Convert string to number & vice versa complexity

2019-03-19 03:51发布

问题:

What would be the complexity of converting a string to its equivalent number or vice versa? Does it change depending on programming language?

On the face of it, one needs to traverse the entire string to convert it to a number, so it is O(n), or is some typecasting used?

This doubt came about when I was writing a routine to check if a given number is a palindrome or not. One approach would be to keep dividing the number by the base (here 10), accumulate digits, and put them together at the end. Example: 309/10=rem(9), 30/10=rem(0), 3/10=rem(3). we get 903.

Another approach I took was to convert this number into a string, and since strings have loads of member functions to split, reverse etc., the code was a lot shorter and cleaner, but is this the best way to do this?

回答1:

Numeric strings are numbers formatted in positional notation - so the value of each digit multiplied by a power of the base needs to be taken into account in order to convert the number into a binary format.

So yeah, it's an O(N) operation because the running time increases linearly as more digits are added. However, in practice N may be limited by whatever numeric data-types the language supports (e.g. int32_t, int64_t). But if arbitrary precision number types are used (which some languages, like Python, use by default) then there is no limit to the number of digits (other than available memory obviously).



回答2:

To convert to a number you always have to read all digits. So it's at least O(n).

Now doing something like (pseudocode)

a = 0
foreach digit in string
do
   a = 10 * a + digit
end

Is O(n). So the complexity is O(n)



回答3:

If you're converting a number N to a string. It takes O(log(N)) with base 10. (If you divide by 10 and keep the remainder) If you're converting a string with length N, then it takes O(N). (If you use the algorithm whic keeps adding to your number 10^(N)*digit(N))

If you use functions which are not yours (let's say for string), you can only expect them to be slower.



回答4:

I'm reasonably certain that dealing with pure numeric operators (in c++ and c# I think it would be the "%" modulus operator) is going to be more efficient if coded correctly because at some level you have to check for similar features (does the end match the beginning) and performing a conversion between string and number can only add to the complexity of the operation if you can do the same thing without performing that conversion.

That said, I would not worry about the performance impact of converting between numbers and strings because it's probably insignificant compared to the performance impact of most other areas of a program. Numeric types are limited to 64 bits, which puts a relatively low cap on the number of digits you can plan to parse anyway, unless you are implementing/using custom-coded large-number types.

You don't have to worry about the complexity being O(n) where n is the magnitude of the number. It would be more like O(n) where n is the number of digits (which has the low cap I mentioned) or (as mentioned in another reply) O(log(n)) if n is the magnitude of the number. Relatively insignificant performance impact.

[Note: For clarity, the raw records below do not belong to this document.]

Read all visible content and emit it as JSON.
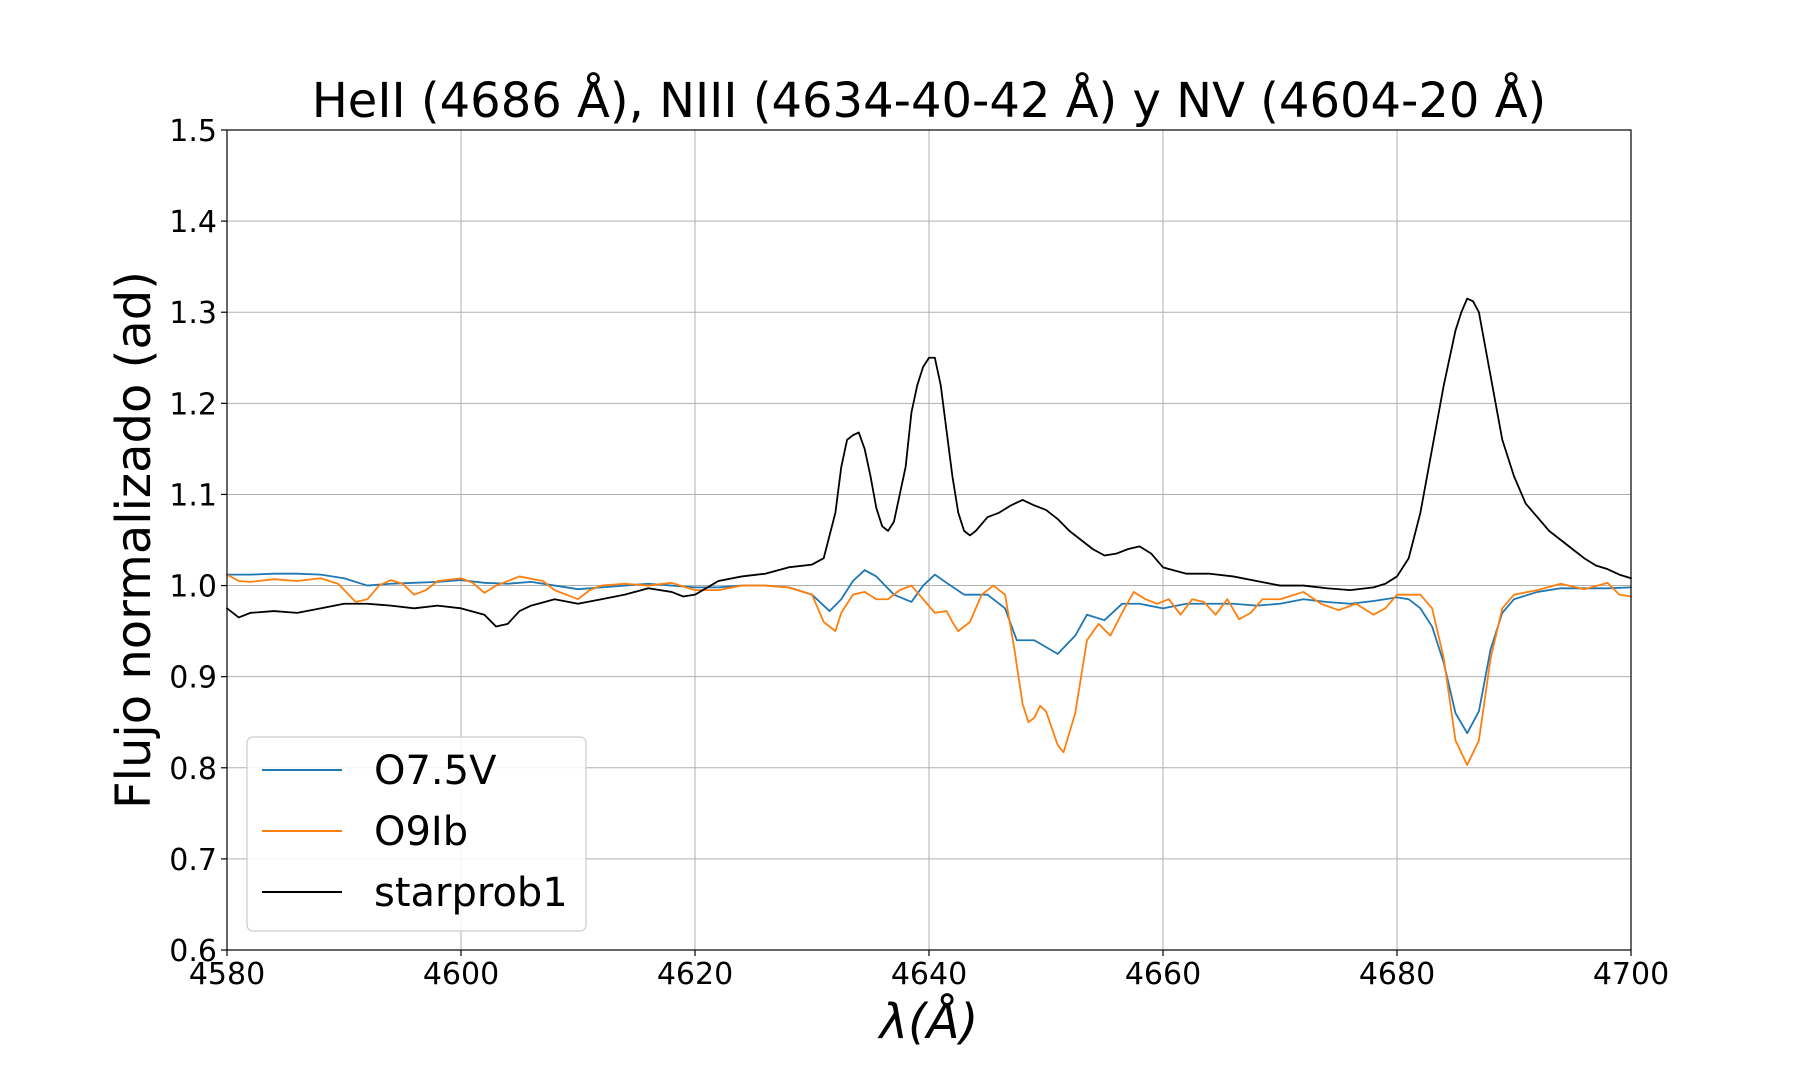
{
  "chart_data": {
    "type": "line",
    "title": "HeII (4686 Å), NIII (4634-40-42 Å) y NV (4604-20 Å)",
    "xlabel": "λ(Å)",
    "ylabel": "Flujo normalizado (ad)",
    "xlim": [
      4580,
      4700
    ],
    "ylim": [
      0.6,
      1.5
    ],
    "grid": true,
    "legend_position": "lower-left",
    "x_ticks": [
      4580,
      4600,
      4620,
      4640,
      4660,
      4680,
      4700
    ],
    "x_tick_labels": [
      "4580",
      "4600",
      "4620",
      "4640",
      "4660",
      "4680",
      "4700"
    ],
    "y_ticks": [
      0.6,
      0.7,
      0.8,
      0.9,
      1.0,
      1.1,
      1.2,
      1.3,
      1.4,
      1.5
    ],
    "y_tick_labels": [
      "0.6",
      "0.7",
      "0.8",
      "0.9",
      "1.0",
      "1.1",
      "1.2",
      "1.3",
      "1.4",
      "1.5"
    ],
    "series": [
      {
        "name": "O7.5V",
        "color": "#1f77b4",
        "points": [
          [
            4580,
            1.012
          ],
          [
            4582,
            1.012
          ],
          [
            4584,
            1.013
          ],
          [
            4586,
            1.013
          ],
          [
            4588,
            1.012
          ],
          [
            4590,
            1.008
          ],
          [
            4592,
            1.0
          ],
          [
            4594,
            1.002
          ],
          [
            4596,
            1.003
          ],
          [
            4598,
            1.004
          ],
          [
            4600,
            1.006
          ],
          [
            4602,
            1.003
          ],
          [
            4604,
            1.002
          ],
          [
            4606,
            1.004
          ],
          [
            4608,
            1.0
          ],
          [
            4610,
            0.996
          ],
          [
            4612,
            0.998
          ],
          [
            4614,
            1.0
          ],
          [
            4616,
            1.002
          ],
          [
            4618,
            1.0
          ],
          [
            4620,
            0.998
          ],
          [
            4622,
            0.998
          ],
          [
            4624,
            1.0
          ],
          [
            4626,
            1.0
          ],
          [
            4628,
            0.998
          ],
          [
            4630,
            0.99
          ],
          [
            4631.5,
            0.972
          ],
          [
            4632.5,
            0.985
          ],
          [
            4633.5,
            1.005
          ],
          [
            4634.5,
            1.017
          ],
          [
            4635.5,
            1.01
          ],
          [
            4637,
            0.99
          ],
          [
            4638.5,
            0.982
          ],
          [
            4639.5,
            1.0
          ],
          [
            4640.5,
            1.012
          ],
          [
            4641.5,
            1.003
          ],
          [
            4643,
            0.99
          ],
          [
            4645,
            0.99
          ],
          [
            4646.5,
            0.975
          ],
          [
            4647.5,
            0.94
          ],
          [
            4649,
            0.94
          ],
          [
            4651,
            0.925
          ],
          [
            4652.5,
            0.945
          ],
          [
            4653.5,
            0.968
          ],
          [
            4655,
            0.962
          ],
          [
            4656.5,
            0.98
          ],
          [
            4658,
            0.98
          ],
          [
            4660,
            0.975
          ],
          [
            4662,
            0.98
          ],
          [
            4664,
            0.98
          ],
          [
            4666,
            0.98
          ],
          [
            4668,
            0.978
          ],
          [
            4670,
            0.98
          ],
          [
            4672,
            0.985
          ],
          [
            4674,
            0.982
          ],
          [
            4676,
            0.98
          ],
          [
            4678,
            0.983
          ],
          [
            4680,
            0.987
          ],
          [
            4681,
            0.985
          ],
          [
            4682,
            0.975
          ],
          [
            4683,
            0.955
          ],
          [
            4684,
            0.915
          ],
          [
            4685,
            0.86
          ],
          [
            4686,
            0.838
          ],
          [
            4687,
            0.862
          ],
          [
            4688,
            0.93
          ],
          [
            4689,
            0.97
          ],
          [
            4690,
            0.985
          ],
          [
            4692,
            0.993
          ],
          [
            4694,
            0.997
          ],
          [
            4696,
            0.997
          ],
          [
            4698,
            0.997
          ],
          [
            4700,
            0.998
          ]
        ]
      },
      {
        "name": "O9Ib",
        "color": "#ff7f0e",
        "points": [
          [
            4580,
            1.012
          ],
          [
            4581,
            1.005
          ],
          [
            4582,
            1.004
          ],
          [
            4584,
            1.007
          ],
          [
            4586,
            1.005
          ],
          [
            4588,
            1.008
          ],
          [
            4589.5,
            1.002
          ],
          [
            4591,
            0.982
          ],
          [
            4592,
            0.985
          ],
          [
            4593,
            1.0
          ],
          [
            4594,
            1.006
          ],
          [
            4595,
            1.002
          ],
          [
            4596,
            0.99
          ],
          [
            4597,
            0.995
          ],
          [
            4598,
            1.005
          ],
          [
            4600,
            1.008
          ],
          [
            4601,
            1.003
          ],
          [
            4602,
            0.992
          ],
          [
            4603,
            1.0
          ],
          [
            4605,
            1.01
          ],
          [
            4607,
            1.005
          ],
          [
            4608,
            0.995
          ],
          [
            4609,
            0.99
          ],
          [
            4610,
            0.985
          ],
          [
            4611,
            0.995
          ],
          [
            4612,
            1.0
          ],
          [
            4614,
            1.002
          ],
          [
            4616,
            1.0
          ],
          [
            4618,
            1.003
          ],
          [
            4620,
            0.995
          ],
          [
            4622,
            0.995
          ],
          [
            4624,
            1.0
          ],
          [
            4626,
            1.0
          ],
          [
            4628,
            0.998
          ],
          [
            4630,
            0.99
          ],
          [
            4631,
            0.96
          ],
          [
            4632,
            0.95
          ],
          [
            4632.5,
            0.97
          ],
          [
            4633.5,
            0.99
          ],
          [
            4634.5,
            0.993
          ],
          [
            4635.5,
            0.985
          ],
          [
            4636.5,
            0.985
          ],
          [
            4637.5,
            0.995
          ],
          [
            4638.5,
            1.0
          ],
          [
            4639.5,
            0.985
          ],
          [
            4640.5,
            0.97
          ],
          [
            4641.5,
            0.972
          ],
          [
            4642,
            0.96
          ],
          [
            4642.5,
            0.95
          ],
          [
            4643.5,
            0.96
          ],
          [
            4644.5,
            0.99
          ],
          [
            4645.5,
            1.0
          ],
          [
            4646.5,
            0.99
          ],
          [
            4647.3,
            0.93
          ],
          [
            4648,
            0.87
          ],
          [
            4648.5,
            0.85
          ],
          [
            4649,
            0.855
          ],
          [
            4649.5,
            0.868
          ],
          [
            4650,
            0.862
          ],
          [
            4651,
            0.825
          ],
          [
            4651.5,
            0.817
          ],
          [
            4652.5,
            0.86
          ],
          [
            4653.5,
            0.94
          ],
          [
            4654.5,
            0.958
          ],
          [
            4655.5,
            0.945
          ],
          [
            4656.5,
            0.97
          ],
          [
            4657.5,
            0.993
          ],
          [
            4658.5,
            0.985
          ],
          [
            4659.5,
            0.98
          ],
          [
            4660.5,
            0.985
          ],
          [
            4661.5,
            0.968
          ],
          [
            4662.5,
            0.985
          ],
          [
            4663.5,
            0.982
          ],
          [
            4664.5,
            0.968
          ],
          [
            4665.5,
            0.985
          ],
          [
            4666.5,
            0.963
          ],
          [
            4667.5,
            0.97
          ],
          [
            4668.5,
            0.985
          ],
          [
            4670,
            0.985
          ],
          [
            4672,
            0.993
          ],
          [
            4673.5,
            0.98
          ],
          [
            4675,
            0.973
          ],
          [
            4676.5,
            0.98
          ],
          [
            4678,
            0.968
          ],
          [
            4679,
            0.975
          ],
          [
            4680,
            0.99
          ],
          [
            4682,
            0.99
          ],
          [
            4683,
            0.975
          ],
          [
            4684,
            0.92
          ],
          [
            4685,
            0.83
          ],
          [
            4686,
            0.803
          ],
          [
            4687,
            0.83
          ],
          [
            4688,
            0.92
          ],
          [
            4689,
            0.975
          ],
          [
            4690,
            0.99
          ],
          [
            4692,
            0.995
          ],
          [
            4694,
            1.002
          ],
          [
            4696,
            0.996
          ],
          [
            4698,
            1.003
          ],
          [
            4699,
            0.99
          ],
          [
            4700,
            0.988
          ]
        ]
      },
      {
        "name": "starprob1",
        "color": "#000000",
        "points": [
          [
            4580,
            0.975
          ],
          [
            4581,
            0.965
          ],
          [
            4582,
            0.97
          ],
          [
            4584,
            0.972
          ],
          [
            4586,
            0.97
          ],
          [
            4588,
            0.975
          ],
          [
            4590,
            0.98
          ],
          [
            4592,
            0.98
          ],
          [
            4594,
            0.978
          ],
          [
            4596,
            0.975
          ],
          [
            4598,
            0.978
          ],
          [
            4600,
            0.975
          ],
          [
            4602,
            0.968
          ],
          [
            4603,
            0.955
          ],
          [
            4604,
            0.958
          ],
          [
            4605,
            0.972
          ],
          [
            4606,
            0.978
          ],
          [
            4608,
            0.985
          ],
          [
            4610,
            0.98
          ],
          [
            4612,
            0.985
          ],
          [
            4614,
            0.99
          ],
          [
            4616,
            0.997
          ],
          [
            4618,
            0.993
          ],
          [
            4619,
            0.988
          ],
          [
            4620,
            0.99
          ],
          [
            4622,
            1.005
          ],
          [
            4624,
            1.01
          ],
          [
            4626,
            1.013
          ],
          [
            4628,
            1.02
          ],
          [
            4630,
            1.023
          ],
          [
            4631,
            1.03
          ],
          [
            4632,
            1.08
          ],
          [
            4632.5,
            1.13
          ],
          [
            4633,
            1.16
          ],
          [
            4633.5,
            1.165
          ],
          [
            4634,
            1.168
          ],
          [
            4634.5,
            1.15
          ],
          [
            4635,
            1.12
          ],
          [
            4635.5,
            1.085
          ],
          [
            4636,
            1.065
          ],
          [
            4636.5,
            1.06
          ],
          [
            4637,
            1.07
          ],
          [
            4638,
            1.13
          ],
          [
            4638.5,
            1.19
          ],
          [
            4639,
            1.22
          ],
          [
            4639.5,
            1.24
          ],
          [
            4640,
            1.25
          ],
          [
            4640.5,
            1.25
          ],
          [
            4641,
            1.22
          ],
          [
            4641.5,
            1.17
          ],
          [
            4642,
            1.12
          ],
          [
            4642.5,
            1.08
          ],
          [
            4643,
            1.06
          ],
          [
            4643.5,
            1.055
          ],
          [
            4644,
            1.06
          ],
          [
            4645,
            1.075
          ],
          [
            4646,
            1.08
          ],
          [
            4647,
            1.088
          ],
          [
            4648,
            1.094
          ],
          [
            4649,
            1.088
          ],
          [
            4650,
            1.083
          ],
          [
            4651,
            1.073
          ],
          [
            4652,
            1.06
          ],
          [
            4653,
            1.05
          ],
          [
            4654,
            1.04
          ],
          [
            4655,
            1.033
          ],
          [
            4656,
            1.035
          ],
          [
            4657,
            1.04
          ],
          [
            4658,
            1.043
          ],
          [
            4659,
            1.035
          ],
          [
            4660,
            1.02
          ],
          [
            4662,
            1.013
          ],
          [
            4664,
            1.013
          ],
          [
            4666,
            1.01
          ],
          [
            4668,
            1.005
          ],
          [
            4670,
            1.0
          ],
          [
            4672,
            1.0
          ],
          [
            4674,
            0.997
          ],
          [
            4676,
            0.995
          ],
          [
            4678,
            0.998
          ],
          [
            4679,
            1.002
          ],
          [
            4680,
            1.01
          ],
          [
            4681,
            1.03
          ],
          [
            4682,
            1.08
          ],
          [
            4683,
            1.15
          ],
          [
            4684,
            1.22
          ],
          [
            4685,
            1.28
          ],
          [
            4685.5,
            1.3
          ],
          [
            4686,
            1.315
          ],
          [
            4686.5,
            1.312
          ],
          [
            4687,
            1.3
          ],
          [
            4688,
            1.23
          ],
          [
            4689,
            1.16
          ],
          [
            4690,
            1.12
          ],
          [
            4691,
            1.09
          ],
          [
            4692,
            1.075
          ],
          [
            4693,
            1.06
          ],
          [
            4694,
            1.05
          ],
          [
            4695,
            1.04
          ],
          [
            4696,
            1.03
          ],
          [
            4697,
            1.022
          ],
          [
            4698,
            1.018
          ],
          [
            4699,
            1.012
          ],
          [
            4700,
            1.008
          ]
        ]
      }
    ]
  }
}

Now if, as you suggest, you have no limit on N (which is not possible because with 2 GB of RAM you can only store numbers with up to 2 billion digits), then we might have to think more about the performance of performing mathematical operators. Consider the performance of the "%" and "/" operator on this large number type. But then realize that in order to convert the number to a string, it's basically using those same operators anyway. Once again, you can't beat handling it as a number directly if you do it right.



回答5:

C# and C/C++ don't have any special information in the strings which represents the (possible) numerical value. Therefore they need to parse the string digit by digit when converting.

However, the number of digits is limited, so we've got just O(1): the conversion time is bounded (usually by the conversion of the biggest number). For a 32-bit int, the conversion has to consider maximum of 10 decimal digits (and possibly a sign).

Conversion from string is actually O(1) as well, because during parsing of it, it's enough to consider only a bounded number of characters (10+1 in case of 32-bit int).

Strictly speaking, we cannot use O-notation for the case of int-to-string conversion, since the maximal value of int is bounded. Anyway, the time needed for conversion (in both directions) is limited by a constant.

As @Charles suggests, other languages (Python) actually can use arbitrary-precision numbers. For parsing such numbers, the time is O(number of digits), which O(string length) and O(log(number)) for both conversions, respectively. With arbitrary-precision numbers, one cannot do it faster, since for both conversions every digit must be considered. For the conversions to/from a limited-precision numbers, the same O(1) reasoning applies. However I didn't profile the parsing in Python myself, so maybe a less efficient algorithm is used there.


EDIT: following the @Steve suggestion, I checked that parsing in C/C++ and C# skips the initial whitespace, so the time for string->int conversion is actually O(input length). In case it's known that the string is trimmed, the conversion is again O(1).